Today the buzz words are pressure and stress, and I see many melt downs that occur when young artists get opportunities to have exhibitions. Though compassionate to the ideas of human fragility, I still find it difficult to understand why doing what you really delight in doing should make a basket case out of you! Many times the finished works of these frantic artists are bizarre in uncomplimentary ways, and not up to the standard one expects of them. Without blinking an eye validations pour forth to prop up such works, where the litany of excuses always comprise of "how stressed I was whilst doing these works"!!!

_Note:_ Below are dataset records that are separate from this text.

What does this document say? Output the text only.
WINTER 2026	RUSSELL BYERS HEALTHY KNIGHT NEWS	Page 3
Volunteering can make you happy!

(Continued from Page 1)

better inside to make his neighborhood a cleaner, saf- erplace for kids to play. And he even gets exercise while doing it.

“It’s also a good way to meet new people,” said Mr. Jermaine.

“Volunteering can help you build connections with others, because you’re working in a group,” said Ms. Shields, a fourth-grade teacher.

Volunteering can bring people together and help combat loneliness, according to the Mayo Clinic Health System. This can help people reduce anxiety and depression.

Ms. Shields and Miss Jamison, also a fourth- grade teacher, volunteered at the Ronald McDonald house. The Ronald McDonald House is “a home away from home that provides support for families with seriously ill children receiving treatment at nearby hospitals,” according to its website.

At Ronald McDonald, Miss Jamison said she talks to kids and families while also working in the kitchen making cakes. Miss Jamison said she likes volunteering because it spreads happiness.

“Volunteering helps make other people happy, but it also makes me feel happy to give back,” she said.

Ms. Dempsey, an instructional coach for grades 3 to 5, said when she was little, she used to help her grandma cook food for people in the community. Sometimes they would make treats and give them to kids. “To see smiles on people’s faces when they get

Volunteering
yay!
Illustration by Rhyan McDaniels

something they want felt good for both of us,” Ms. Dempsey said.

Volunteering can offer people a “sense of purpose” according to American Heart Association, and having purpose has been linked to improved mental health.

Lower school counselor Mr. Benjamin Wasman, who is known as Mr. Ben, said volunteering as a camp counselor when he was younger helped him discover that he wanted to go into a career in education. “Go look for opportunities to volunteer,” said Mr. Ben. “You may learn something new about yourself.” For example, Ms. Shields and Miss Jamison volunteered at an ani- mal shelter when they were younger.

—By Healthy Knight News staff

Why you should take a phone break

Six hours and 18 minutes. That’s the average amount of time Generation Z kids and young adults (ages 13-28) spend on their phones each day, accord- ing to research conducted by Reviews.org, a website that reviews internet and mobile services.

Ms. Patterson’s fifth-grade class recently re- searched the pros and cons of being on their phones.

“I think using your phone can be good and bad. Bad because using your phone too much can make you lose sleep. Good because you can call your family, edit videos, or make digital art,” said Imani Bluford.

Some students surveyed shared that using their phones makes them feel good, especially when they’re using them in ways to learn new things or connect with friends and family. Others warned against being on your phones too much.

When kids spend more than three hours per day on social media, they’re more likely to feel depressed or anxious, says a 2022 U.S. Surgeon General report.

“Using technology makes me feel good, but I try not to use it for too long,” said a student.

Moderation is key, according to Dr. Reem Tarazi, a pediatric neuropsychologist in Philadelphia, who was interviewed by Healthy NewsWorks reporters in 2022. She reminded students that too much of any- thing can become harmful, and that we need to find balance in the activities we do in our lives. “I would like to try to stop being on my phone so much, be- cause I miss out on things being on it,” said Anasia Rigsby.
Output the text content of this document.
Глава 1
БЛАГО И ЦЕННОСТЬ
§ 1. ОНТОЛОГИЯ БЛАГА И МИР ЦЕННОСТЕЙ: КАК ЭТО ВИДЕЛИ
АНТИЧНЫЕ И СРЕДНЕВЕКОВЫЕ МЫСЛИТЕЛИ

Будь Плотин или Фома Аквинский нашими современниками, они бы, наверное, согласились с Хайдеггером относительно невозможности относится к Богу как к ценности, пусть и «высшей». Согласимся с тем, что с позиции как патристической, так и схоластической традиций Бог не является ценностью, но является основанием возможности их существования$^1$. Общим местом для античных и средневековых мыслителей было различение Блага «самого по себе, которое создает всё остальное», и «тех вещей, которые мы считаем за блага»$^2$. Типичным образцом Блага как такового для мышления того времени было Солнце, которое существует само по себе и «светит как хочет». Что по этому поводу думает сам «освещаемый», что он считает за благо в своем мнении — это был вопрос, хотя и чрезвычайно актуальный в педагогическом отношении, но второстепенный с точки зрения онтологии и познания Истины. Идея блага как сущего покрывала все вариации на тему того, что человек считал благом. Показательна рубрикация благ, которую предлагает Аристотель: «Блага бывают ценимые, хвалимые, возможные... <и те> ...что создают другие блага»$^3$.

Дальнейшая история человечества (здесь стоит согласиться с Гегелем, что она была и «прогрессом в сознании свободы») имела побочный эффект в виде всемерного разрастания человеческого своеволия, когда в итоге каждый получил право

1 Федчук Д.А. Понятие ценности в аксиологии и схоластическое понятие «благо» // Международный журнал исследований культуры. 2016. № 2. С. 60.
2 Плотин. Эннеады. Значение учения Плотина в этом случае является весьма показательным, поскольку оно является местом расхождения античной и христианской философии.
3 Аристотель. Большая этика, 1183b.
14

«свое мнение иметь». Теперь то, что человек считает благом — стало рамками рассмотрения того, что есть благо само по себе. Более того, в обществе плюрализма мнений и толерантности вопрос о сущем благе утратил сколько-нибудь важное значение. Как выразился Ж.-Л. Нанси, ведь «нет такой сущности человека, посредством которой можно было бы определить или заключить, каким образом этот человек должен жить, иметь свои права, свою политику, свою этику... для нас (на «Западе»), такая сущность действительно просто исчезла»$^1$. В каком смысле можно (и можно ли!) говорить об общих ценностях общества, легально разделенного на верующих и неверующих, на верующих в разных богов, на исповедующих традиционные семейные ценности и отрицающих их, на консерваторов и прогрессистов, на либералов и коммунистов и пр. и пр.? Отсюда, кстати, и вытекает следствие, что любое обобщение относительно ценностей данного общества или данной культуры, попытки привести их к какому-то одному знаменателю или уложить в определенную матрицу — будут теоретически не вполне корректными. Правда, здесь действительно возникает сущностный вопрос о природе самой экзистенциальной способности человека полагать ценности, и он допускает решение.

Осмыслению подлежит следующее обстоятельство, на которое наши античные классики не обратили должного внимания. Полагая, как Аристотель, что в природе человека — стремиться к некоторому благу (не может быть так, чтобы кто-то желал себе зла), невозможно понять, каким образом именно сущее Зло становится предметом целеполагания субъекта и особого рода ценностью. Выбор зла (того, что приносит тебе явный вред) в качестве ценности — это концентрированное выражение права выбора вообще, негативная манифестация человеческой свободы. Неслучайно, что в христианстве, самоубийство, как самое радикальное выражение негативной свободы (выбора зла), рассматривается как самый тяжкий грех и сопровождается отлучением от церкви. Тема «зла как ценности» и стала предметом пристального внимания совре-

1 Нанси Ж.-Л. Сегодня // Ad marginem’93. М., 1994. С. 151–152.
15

It seems an odd cycle: the desire for an exhibition but then the fear that paralysis ones abilities. Art must hold confidence if it is to be sustained by the interest of others. I tried explaining to one of my students today over lunch what an imaginative world could encompass. Because if you possess this vast space that has no beginning and no end, you are always going to discover a joystick that can take you on a hundred different rides.


But perhaps much of the anguish is self imposed, because the seeking of answers is too often from the wrong pockets of life. There is certainly no sinAdd Imagegular conformity from where we dig within our intellectual selves, but what must be remembered is that the trigger that provokes the specific direction for one person is not necessarily going to lead another to a space of significance. But our herd mentality often obscures this simple truth. Feminist Fables and Russian authors are not the only books on a shelf and it may well be Japanese manga (a language of illustration used for comics to pornography to subjects like science) or pulp fiction, from which worlds of elusive discoveries can be made in abundance. The choke-up for many seems always over "the idea". I believe an idea only comes to one if we sleep with your eyes and ears open!


We often bury our heads in the sand when our schedules get hectic, talking about "not being able to cope with life", and then we let the genie of "Fragile: Handle with care" pop out like a pesky cousin who is both intrusive and bothersome to boot to all around including ourselves! We need to review the way we look at sharing our work. Alternative spaces MUST be where young artists get together and make shows that are about the delight with which they engage themselves with their mental worlds. One more vacuous and boring exhibition that tries desperately to 'be different" and I swear I will wear an arm band in protest at the death of creativity!!!!


I love the works of Nicola Durvasula. Tiny and yet which makes you stop in your tracks because they are so preciously magical! The early photographs of Pablo Bartholomew where despite the grainy blur you are taken into a world of intimate spaces. The shimmering blue of Rajan Krishnan's huge landscape painting from the exhibition Earth that stays with you in its absence, because it has a mesmerising infinity. My first interlude with Shilpa Gupta when she was still a student and the grasp and command over a conceptual territory she exhibited, when others twice her age were still tip toeing around in hestation, floored me in an instance. These are people who hold their fears at bay. And there is many a lesson to learn from these quiet people, who cope and deliver.